Don't try and reassure the VC by claiming that your estimates and
projections are "conservative." It is safe to assume that the
venture capitalist has heard this hollow reassurance dozens of times
and stopped listening some time ago.
Bonus Tip -- After the presentation, don't try to hurry along the
decision of a VC. The rules here are a little like dating: If you call every
five minutes, you'll end up leaving a bad impression.

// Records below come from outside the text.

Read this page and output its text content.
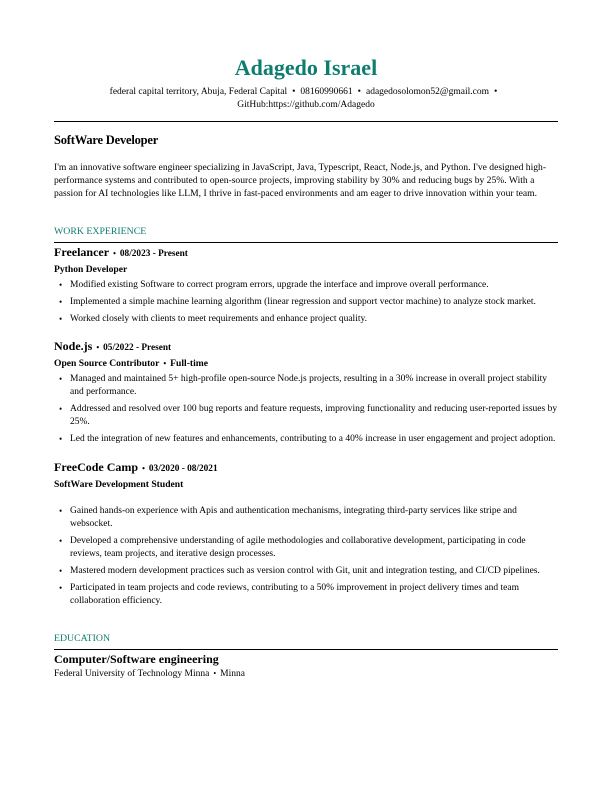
Adagedo Israel
federal capital territory, Abuja, Federal Capital • 08160990661 • adagedosolomon52@gmail.com •
GitHub:https://github.com/Adagedo
SoftWare Developer
I'm an innovative software engineer specializing in JavaScript, Java, Typescript, React, Node.js, and Python. I've designed high-performance systems and contributed to open-source projects, improving stability by 30% and reducing bugs by 25%. With a passion for AI technologies like LLM, I thrive in fast-paced environments and am eager to drive innovation within your team.
WORK EXPERIENCE
Freelancer • 08/2023 - Present
Python Developer
• Modified existing Software to correct program errors, upgrade the interface and improve overall performance.
• Implemented a simple machine learning algorithm (linear regression and support vector machine) to analyze stock market.
• Worked closely with clients to meet requirements and enhance project quality.
Node.js • 05/2022 - Present
Open Source Contributor • Full-time
• Managed and maintained 5+ high-profile open-source Node.js projects, resulting in a 30% increase in overall project stability and performance.
• Addressed and resolved over 100 bug reports and feature requests, improving functionality and reducing user-reported issues by 25%.
• Led the integration of new features and enhancements, contributing to a 40% increase in user engagement and project adoption.
FreeCode Camp • 03/2020 - 08/2021
SoftWare Development Student
• Gained hands-on experience with Apis and authentication mechanisms, integrating third-party services like stripe and websocket.
• Developed a comprehensive understanding of agile methodologies and collaborative development, participating in code reviews, team projects, and iterative design processes.
• Mastered modern development practices such as version control with Git, unit and integration testing, and CI/CD pipelines.
• Participated in team projects and code reviews, contributing to a 50% improvement in project delivery times and team collaboration efficiency.
EDUCATION
Computer/Software engineering
Federal University of Technology Minna • Minna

"Perhaps the biggest mistake that a growing business can make is to
put forth a poorly constructed presentation to a VC," said Donald F.
Kuratko, Stoops Distinguished Professor of Business and founding director of
the Entrepreneurship Program at the College of Business, Ball State
University. "Though VCs may be able to spot a diamond in the rough when
it comes to a proposal for funds, it's never a good idea to make the person
who you are asking for money wade through typos, stammering, upside-down
slides and other troubling signs of inattention to detail."
Bethesda, MD-based BeaconVentureCapital.com serves the professional
investor community by using the Internet to bring them the private equity
offerings of developing companies.
The National Consortium of Entrepreneurship Centers is a non-profit
organization representing more than 60 entrepreneurship centers at college and
university business schools in the United States. It has financial support
from the Kauffman Foundation, Nasdaq and BeaconVentureCapital.com.